A Sociedade Central de Cervejas (SCC), dona da Sagres, contratou este ano 200 trabalhadores e vai contratar mais 200 nos próximos três anos, afirmou o presidente executivo, Ronald den Elzen.

O gestor falava aos jornalistas num encontro com jornalistas que decorreu em Vialonga, Vila Franca de Xira, onde é produzida a cerveja Sagres.

Este reforço dos postos de trabalho insere-se na aposta da SCC, empresa do grupo Heineken, em «crescer domesticamente». Atualmente, a empresa conta com cerca de 1.300 trabalhadores.

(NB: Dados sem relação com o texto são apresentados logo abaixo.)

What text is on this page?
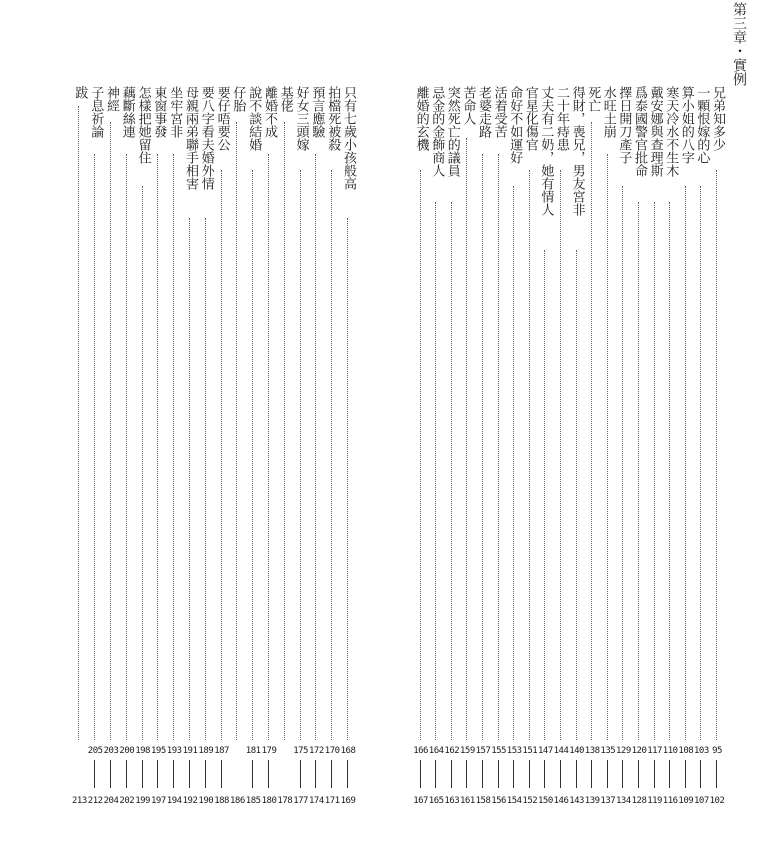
第三章・實例
兄弟知多少
95
102
一顆恨嫁的心
103
107
算小姐的八字
108
109
寒天冷水不生木
110
116
戴安娜與查理斯
117
119
爲泰國警官批命
120
128
擇日開刀產子
129
134
水旺土崩
135
137
死亡
138
139
得財，喪兄，男友宮非
140
143
二十年痔患
144
146
丈夫有二奶，她有情人
147
150
官星化傷官
151
152
命好不如運好
153
154
活着受苦
155
156
老婆走路
157
158
苦命人
159
161
突然死亡的議員
162
163
忌金的金飾商人
164
165
離婚的玄機
166
167
只有七歲小孩般高
168
169
拍檔死被殺
170
171
預言應驗
172
174
好女三頭嫁
175
177
基佬
178
離婚不成
179
180
說不談結婚
181
185
仔胎
186
要仔唔要公
187
188
要八字看夫婚外情
189
190
母親兩弟聯手相害
191
192
坐牢宮非
193
194
東窗事發
195
197
怎樣把她留住
198
199
藕斷絲連
200
202
神經
203
204
子息祈論
205
212
跋
213
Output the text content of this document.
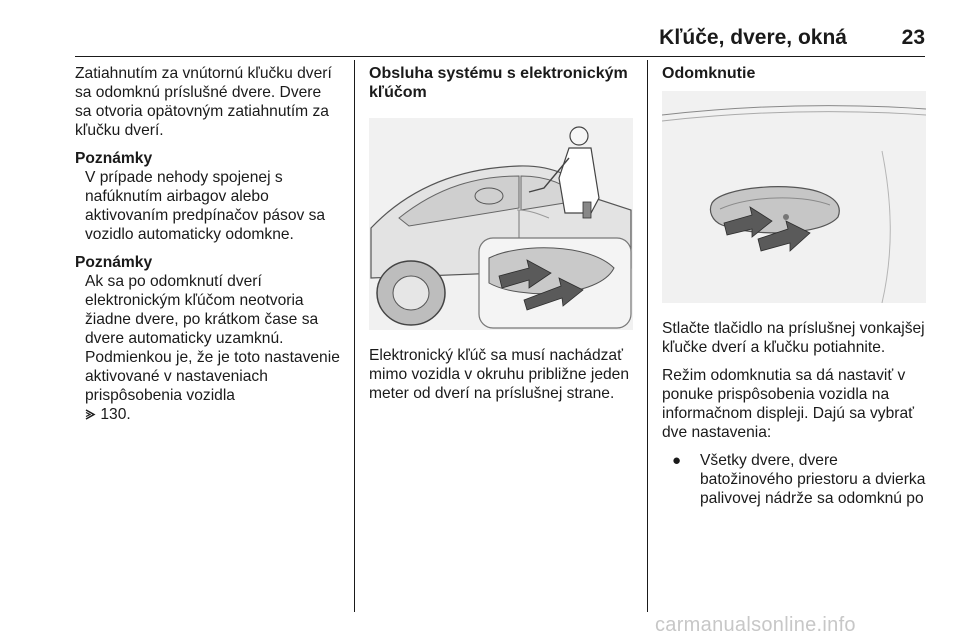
Kľúče, dvere, okná	23

Zatiahnutím za vnútornú kľučku dverí sa odomknú príslušné dvere. Dvere sa otvoria opätovným zatiahnutím za kľučku dverí.

Poznámky

V prípade nehody spojenej s nafúknutím airbagov alebo aktivovaním predpínačov pásov sa vozidlo automaticky odomkne.

Poznámky

Ak sa po odomknutí dverí elektronickým kľúčom neotvoria žiadne dvere, po krátkom čase sa dvere automaticky uzamknú. Podmienkou je, že je toto nastavenie aktivované v nastaveniach prispôsobenia vozidla
130.

Obsluha systému s elektronickým kľúčom

Elektronický kľúč sa musí nachádzať mimo vozidla v okruhu približne jeden meter od dverí na príslušnej strane.

Odomknutie

Stlačte tlačidlo na príslušnej vonkajšej kľučke dverí a kľučku potiahnite.

Režim odomknutia sa dá nastaviť v ponuke prispôsobenia vozidla na informačnom displeji. Dajú sa vybrať dve nastavenia:

●	Všetky dvere, dvere batožinového priestoru a dvierka palivovej nádrže sa odomknú po
carmanualsonline.info
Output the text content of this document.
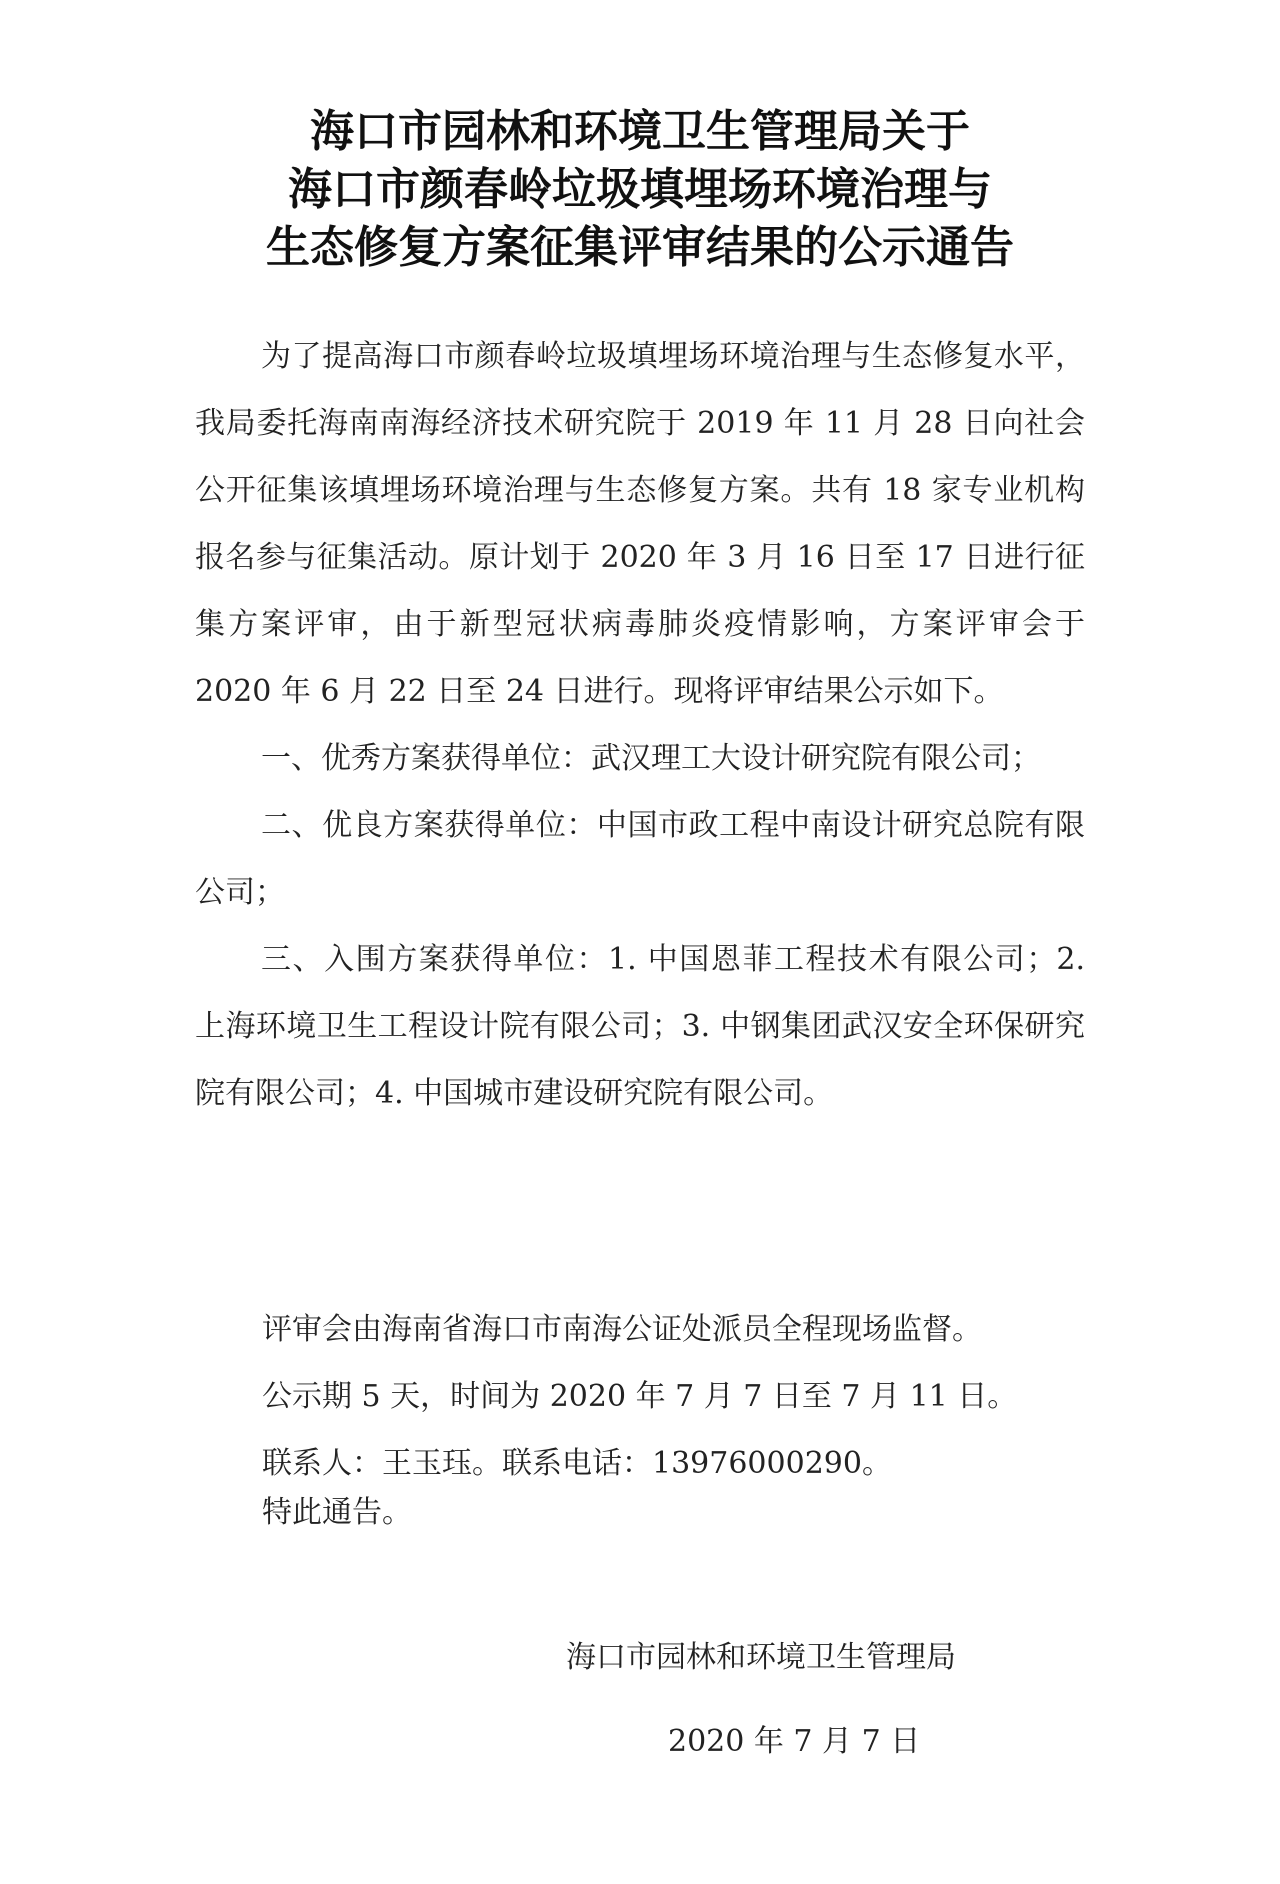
海口市园林和环境卫生管理局关于
海口市颜春岭垃圾填埋场环境治理与
生态修复方案征集评审结果的公示通告

为了提高海口市颜春岭垃圾填埋场环境治理与生态修复水平，我局委托海南南海经济技术研究院于 2019 年 11 月 28 日向社会公开征集该填埋场环境治理与生态修复方案。共有 18 家专业机构报名参与征集活动。原计划于 2020 年 3 月 16 日至 17 日进行征集方案评审，由于新型冠状病毒肺炎疫情影响，方案评审会于 2020 年 6 月 22 日至 24 日进行。现将评审结果公示如下。

一、优秀方案获得单位：武汉理工大设计研究院有限公司；

二、优良方案获得单位：中国市政工程中南设计研究总院有限公司；

三、入围方案获得单位：1. 中国恩菲工程技术有限公司；2. 上海环境卫生工程设计院有限公司；3. 中钢集团武汉安全环保研究院有限公司；4. 中国城市建设研究院有限公司。

评审会由海南省海口市南海公证处派员全程现场监督。
公示期 5 天，时间为 2020 年 7 月 7 日至 7 月 11 日。
联系人：王玉珏。联系电话：13976000290。
特此通告。
海口市园林和环境卫生管理局
2020 年 7 月 7 日
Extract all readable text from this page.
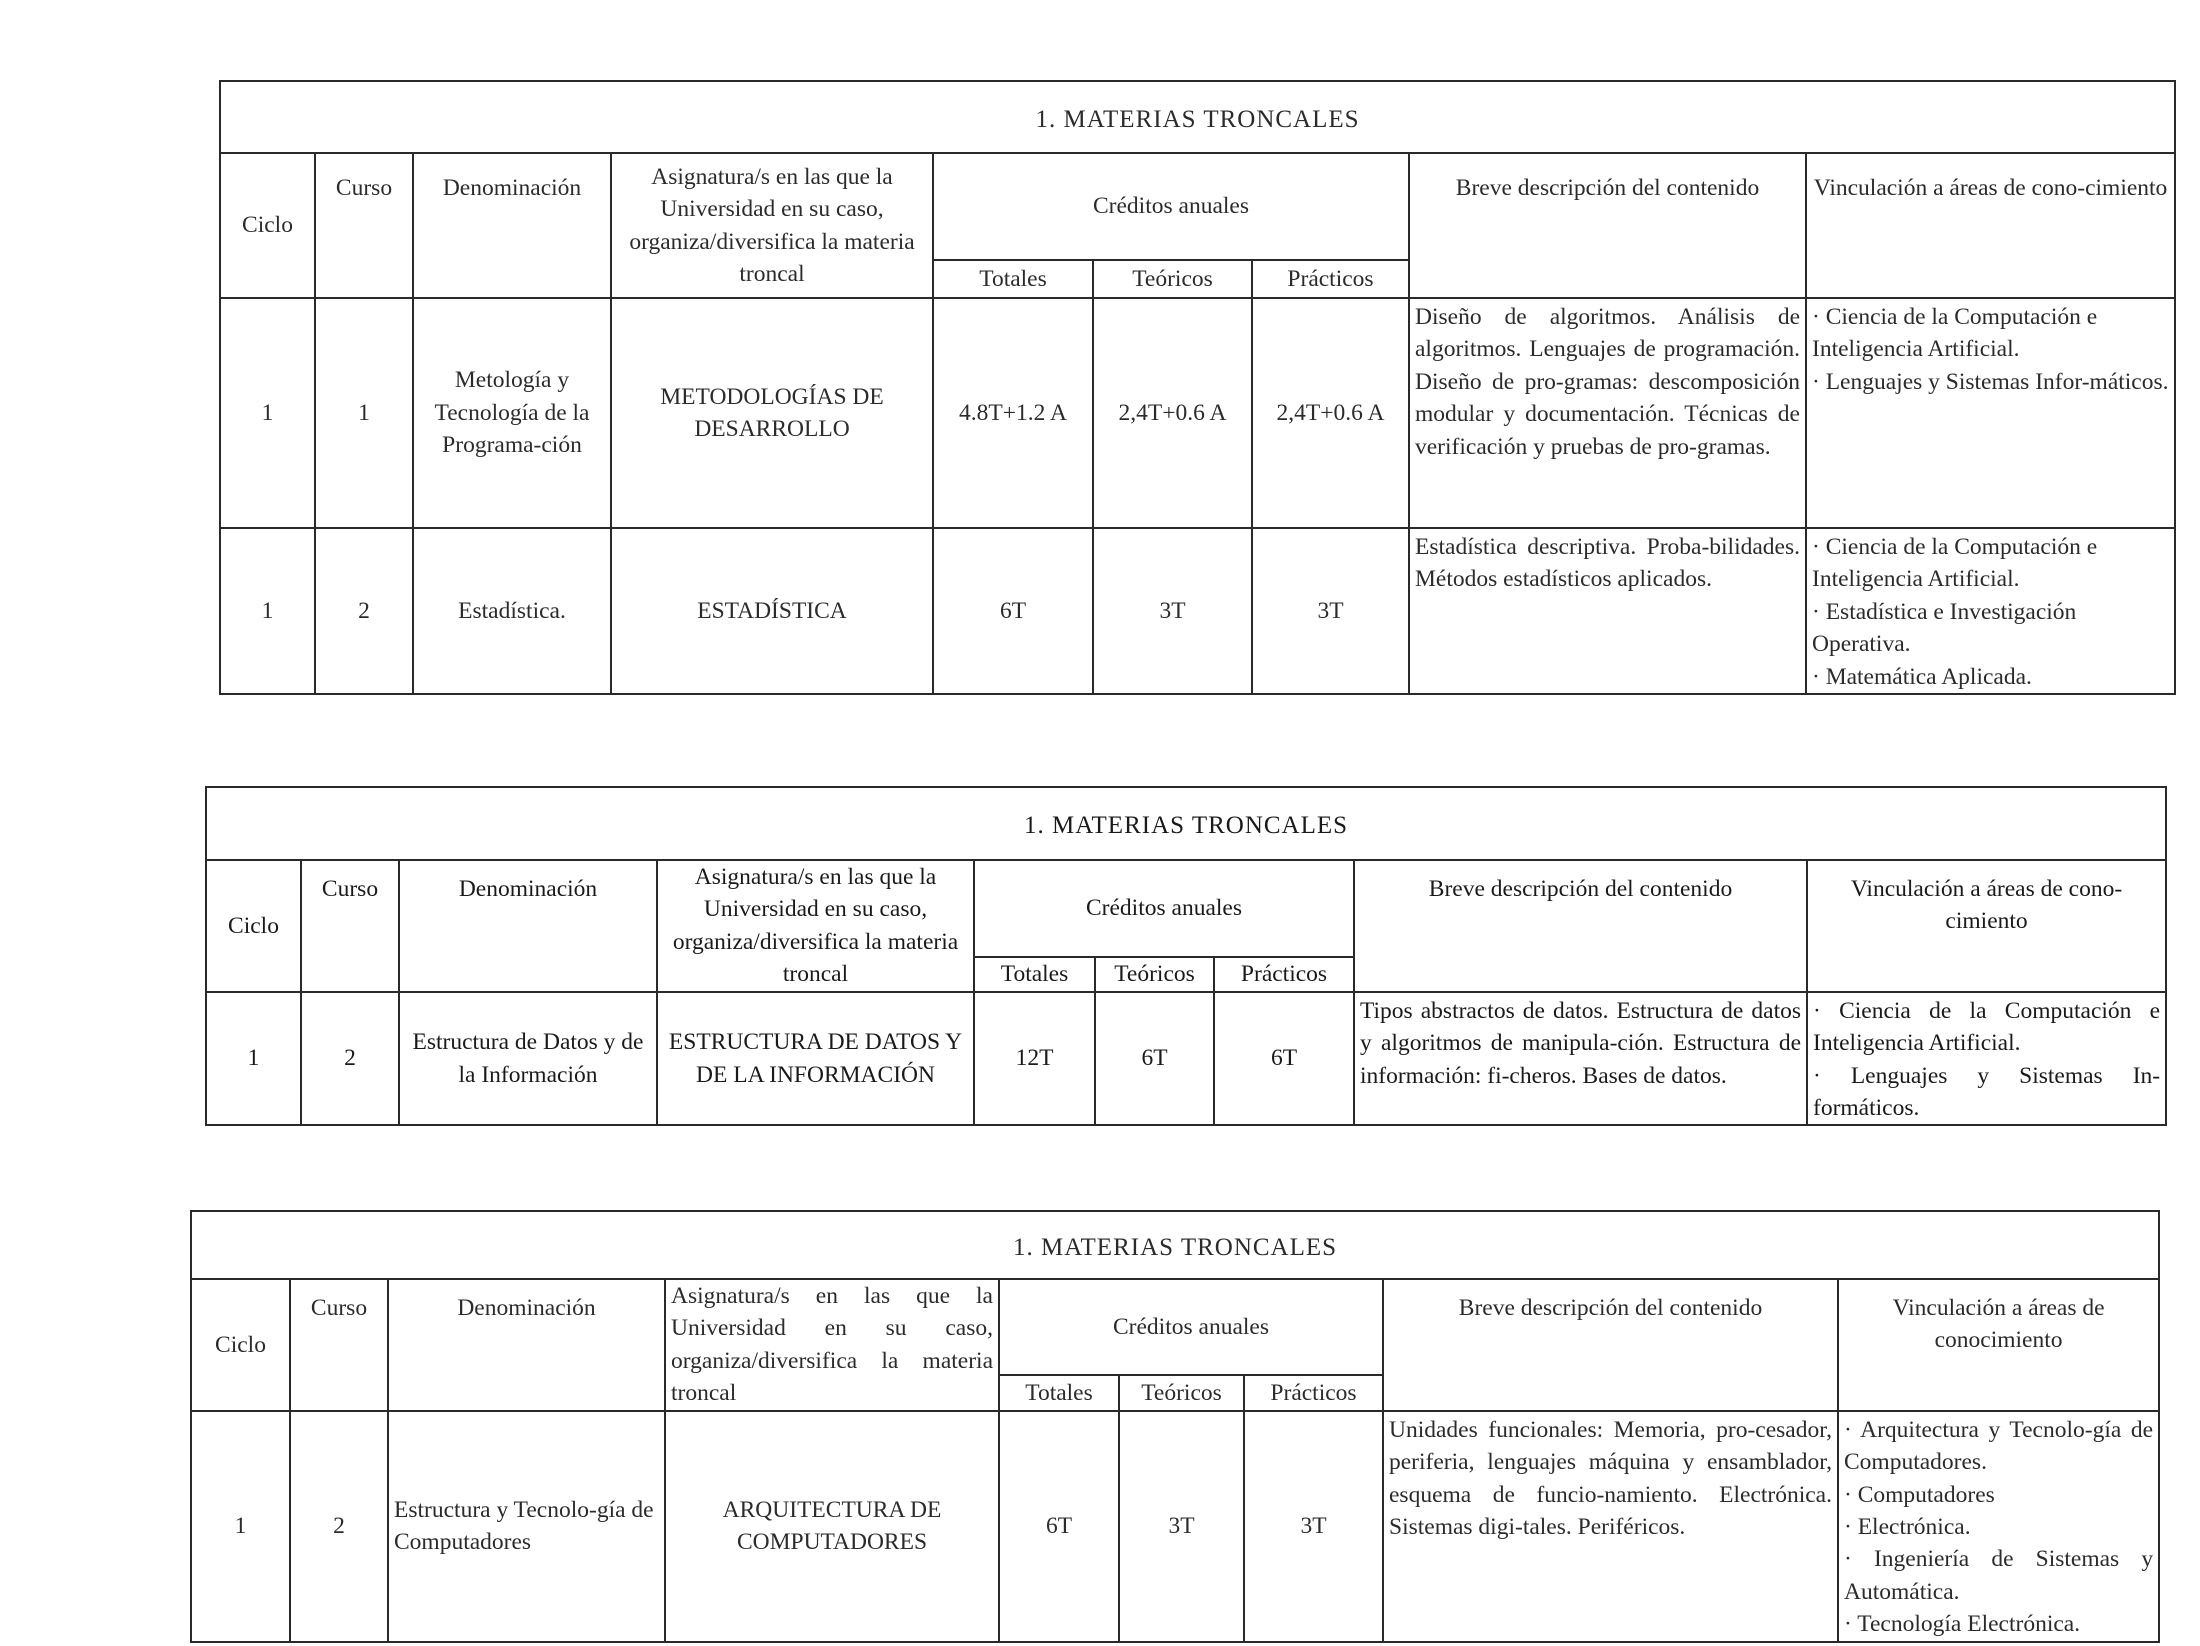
1. MATERIAS TRONCALES								
Ciclo	Curso	Denominación	Asignatura/s en las que la Universidad en su caso, organiza/diversifica la materia troncal	Créditos anuales			Breve descripción del contenido	Vinculación a áreas de cono-cimiento
				Totales	Teóricos	Prácticos		
1	1	Metología y Tecnología de la Programa-ción	METODOLOGÍAS DE DESARROLLO	4.8T+1.2 A	2,4T+0.6 A	2,4T+0.6 A	Diseño de algoritmos. Análisis de algoritmos. Lenguajes de programación. Diseño de pro-gramas: descomposición modular y documentación. Técnicas de verificación y pruebas de pro-gramas.	· Ciencia de la Computación e Inteligencia Artificial.
· Lenguajes y Sistemas Infor-máticos.

1	2	Estadística.	ESTADÍSTICA	6T	3T	3T	Estadística descriptiva. Proba-bilidades. Métodos estadísticos aplicados.	· Ciencia de la Computación e Inteligencia Artificial.
· Estadística e Investigación Operativa.
· Matemática Aplicada.
1. MATERIAS TRONCALES								
Ciclo	Curso	Denominación	Asignatura/s en las que la Universidad en su caso, organiza/diversifica la materia troncal	Créditos anuales			Breve descripción del contenido	Vinculación a áreas de cono-cimiento
				Totales	Teóricos	Prácticos		
1	2	Estructura de Datos y de la Información	ESTRUCTURA DE DATOS Y DE LA INFORMACIÓN	12T	6T	6T	Tipos abstractos de datos. Estructura de datos y algoritmos de manipula-ción. Estructura de información: fi-cheros. Bases de datos.	· Ciencia de la Computación e Inteligencia Artificial.
· Lenguajes y Sistemas In-formáticos.
1. MATERIAS TRONCALES								
Ciclo	Curso	Denominación	Asignatura/s en las que la Universidad en su caso, organiza/diversifica la materia troncal	Créditos anuales			Breve descripción del contenido	Vinculación a áreas de conocimiento
				Totales	Teóricos	Prácticos		
1	2	Estructura y Tecnolo-gía de Computadores	ARQUITECTURA DE COMPUTADORES	6T	3T	3T	Unidades funcionales: Memoria, pro-cesador, periferia, lenguajes máquina y ensamblador, esquema de funcio-namiento. Electrónica. Sistemas digi-tales. Periféricos.	· Arquitectura y Tecnolo-gía de Computadores.
· Computadores
· Electrónica.
· Ingeniería de Sistemas y Automática.
· Tecnología Electrónica.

O executivo sublinhou que a Central de Cervejas está a contratar numa altura em que a situação do país é difícil, ou seja, em contraciclo. Até 2015, a SCC vai investir 50 milhões de euros na área industrial, montante que exclui os patrocínios e investimento publicitário.

Sobre as vendas de cerveja este ano, o presidente executivo estima uma quebra de 1%, em volume, quase em linha com o mercado cervejeiro, cujas quebras se situam entre 1% e 2%.

No canal HoReCa - Hotéis, Restaurantes e Cafés, as vendas de cerveja recuaram, mas na distribuição, que inclui hipermercados, estas aumentaram dois dígitos.

Em termos de faturação, as vendas aumentaram, disse Ronald den Elzen, que não avançou mais detalhes, uma vez que o grupo Heineken é cotado em bolsa.

No ano passado, as vendas globais de cerveja representaram 25% das vendas globais da SCC e este ano, até novembro, ascendem a 20%, de acordo com a empresa.

No segmento das águas, cujo mercado está a cair 6% e é competitivo, as vendas cresceram tanto em faturação como em volume este ano.

«É um bom ano»para o negócio da água, adiantando as vendas em volume deverão subir este ano entre 2% a 3%.

O presidente executivo citou ainda algumas inovações que ajudaram ao desempenho da SCC este ano, nomeadamente o lançamento da cerveja Sagres Radler ou as águas de Luso com sumo de fruta.